Starling Avenue Baptist Church

"Believers together...with glad and sincere hearts"

"Honor thy father and mother"

Thomas Wolfe said, "You can’t go home again." In a real sense we never completely leave. Regardless of whether we are proud of our beginning or spend years trying to escape it, where we began our life’s story stays with us. In reality we never dispense with our parents.

In the middle of the 10 commandments is this one: "Honor thy father and mother." What does it mean?

Perhaps most obviously it names an ongoing social obligation we have to look after those who cared for us in our vulnerable childhood, a responsibility for the elders in society. The story is told of a man who was put out with his elderly father who was weak and unable to eat without making mess. After things didn’t improve he started building a pen in which to keep his father. Looking around he saw his toddler with a small hammer. "I’m going to build a pen to put you in when you get old, Dad," he said proudly. The man put up his tools and abandoned the project. To protect the dignity of elders is a part of this command.

I think the command can also be understood broadly as instructing us to honor tradition. The experience of past ages should not be wasted. Some assume that scientific methods eliminate the need for authority and tradition, but the "scientific method" itself is a tradition we have learned by accepting it on authority. There is nothing wrong with this. All knowledge is by way of apprenticeship to those who got here before us. We may later discover that their knowledge was partial, their truth incomplete, their method limited, but it is impossible to make a beginning without the benefit of those who were here before us. Why waste precious years reinventing wheels, and devising alphabets and grammars, exploring dead ends. Whether in morality, or the arts, or scientific discovery, life is too short for us to ignore the work of the generations that preceded us.

"History is bunk" Henry Ford said. America so prides itself as a place of brand new possibilities, that we often have made the mistake of thinking we don’t need the past, that tradition is mainly an obstacle to progress. It would be better for us to see that the fruitfulness and longevity of our culture depends in part on stewardship of the resources of tradition. "Honor thy father and mother that thy days may be long in the land."

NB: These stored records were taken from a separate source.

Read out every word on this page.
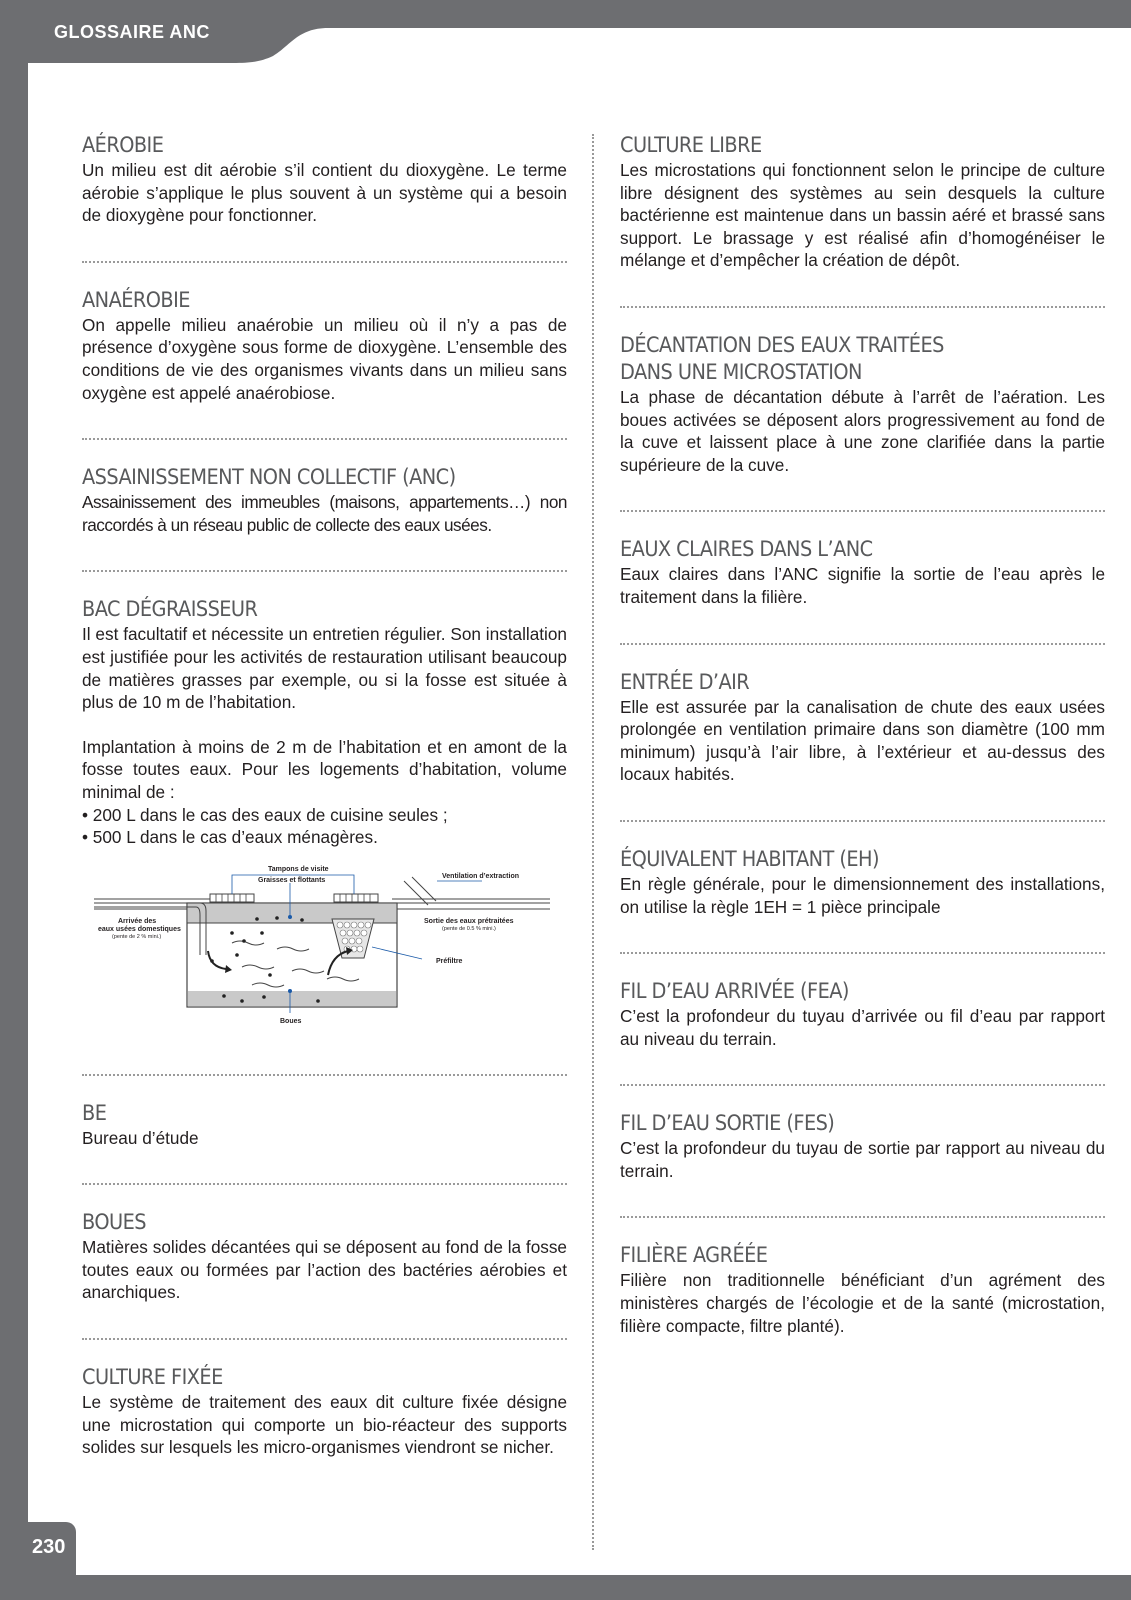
AÉROBIE

Un milieu est dit aérobie s’il contient du dioxygène. Le terme aérobie s’applique le plus souvent à un système qui a besoin de dioxygène pour fonctionner.

ANAÉROBIE

On appelle milieu anaérobie un milieu où il n’y a pas de présence d’oxygène sous forme de dioxygène. L’ensemble des conditions de vie des organismes vivants dans un milieu sans oxygène est appelé anaérobiose.

ASSAINISSEMENT NON COLLECTIF (ANC)

Assainissement des immeubles (maisons, appartements…) non raccordés à un réseau public de collecte des eaux usées.

BAC DÉGRAISSEUR

Il est facultatif et nécessite un entretien régulier. Son installation est justifiée pour les activités de restauration utilisant beaucoup de matières grasses par exemple, ou si la fosse est située à plus de 10 m de l’habitation.

Implantation à moins de 2 m de l’habitation et en amont de la fosse toutes eaux. Pour les logements d’habitation, volume minimal de :

• 200 L dans le cas des eaux de cuisine seules ;

• 500 L dans le cas d’eaux ménagères.

Tampons de visite
Graisses et flottants
Ventilation d’extraction
Arrivée des
eaux usées domestiques
Sortie des eaux prétraitées
Préfiltre
Boues
(pente de 2 % mini.)
(pente de 0.5 % mini.)
BE

Bureau d’étude

BOUES

Matières solides décantées qui se déposent au fond de la fosse toutes eaux ou formées par l’action des bactéries aérobies et anarchiques.

CULTURE FIXÉE

Le système de traitement des eaux dit culture fixée désigne une microstation qui comporte un bio-réacteur des supports solides sur lesquels les micro-organismes viendront se nicher.

CULTURE LIBRE

Les microstations qui fonctionnent selon le principe de culture libre désignent des systèmes au sein desquels la culture bactérienne est maintenue dans un bassin aéré et brassé sans support. Le brassage y est réalisé afin d’homogénéiser le mélange et d’empêcher la création de dépôt.

DÉCANTATION DES EAUX TRAITÉES
DANS UNE MICROSTATION

La phase de décantation débute à l’arrêt de l’aération. Les boues activées se déposent alors progressivement au fond de la cuve et laissent place à une zone clarifiée dans la partie supérieure de la cuve.

EAUX CLAIRES DANS L’ANC

Eaux claires dans l’ANC signifie la sortie de l’eau après le traitement dans la filière.

ENTRÉE D’AIR

Elle est assurée par la canalisation de chute des eaux usées prolongée en ventilation primaire dans son diamètre (100 mm minimum) jusqu’à l’air libre, à l’extérieur et au-dessus des locaux habités.

ÉQUIVALENT HABITANT (EH)

En règle générale, pour le dimensionnement des installations, on utilise la règle 1EH = 1 pièce principale

FIL D’EAU ARRIVÉE (FEA)

C’est la profondeur du tuyau d’arrivée ou fil d’eau par rapport au niveau du terrain.

FIL D’EAU SORTIE (FES)

C’est la profondeur du tuyau de sortie par rapport au niveau du terrain.

FILIÈRE AGRÉÉE

Filière non traditionnelle bénéficiant d’un agrément des ministères chargés de l’écologie et de la santé (microstation, filière compacte, filtre planté).

GLOSSAIRE ANC
230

The command has a narrower meaning as well. In an old Peanuts cartoon Lucy wrestles with an assignment on church history. After mulling it over she begins, "Our pastor was born in 1942." History and tradition begin for each of us with the people who bent over our crib or greeted us the first day of school. We are part of a more particular story within that larger cultural story.

And it is about this particular and very local story that we must say what honoring means. Honoring does not mean idolizing. Parents like the rest of us were a mixture of good and bad, weaknesses and strengths.  Honoring our parents does not require that we falsify history. But one does not have to be perfect to be good, thank God. As adults we honor our parents by celebrating their virtues and forgiving their failures. But, more than that, our parent’s story is not over as long as we live. Part of the meaning of their life will be what we make of ours. To honor father and mother is to live a life that takes up their story and writes a good next chapter in it.  We honor our father and mother by showing their investments in us paid off.

One last thing ought to be noted. The placement of this commandment within the ten, after commands about piety toward God and before those about respect for fellow humans, suggests a connection between our relation with parents and our other relationships. Perhaps it is this: we may learn through honoring parents both to treat other humans with respect and also to  reverence God.  Let us explore the latter.

Honoring our father and mother may help us understand God. It is no accident Jesus used the family to teach how things are between God and us.

In the parable of the prodigal son, the younger of two sons dishonors his father and throws away his heritage. But one day he comes to himself, realizing he has made a great and terrible mistake. He feels what it is to be orphaned. In throwing away his home he discovers he has thrown away his own life. He misses it. "I will arise and go to my Father." the prodigal says. Not thinking that it is possible he could be more than a servant now, this son returns to try to honor his father in whatever distant way the father might be now permit, only to be surprised by a love scandalously more than he had any right to expect. The father smothers his son's repentance in a deep embrace. Such love is, the gospel says, is a picture of God.

There is a deep yearning in all our human hearts for home, for a human home where we are loved, for a God who loves us. We may sometimes wonder, "Are we orphans in this universe? Spawned by accident, abandoned to chance, with no eye upon us while we live, and none to mark our death?" However often we may be tempted to think that "we can’t go home again," or that there never really was any home, there is a sense in which we can never go beyond the love of our Heavenly Father. The practice of honoring our father and mother imprints on us piety toward God; and honoring God, in turn, prepares us to know the God who yearns for us.

Honor thy father and mother. A commandment with a promise inside.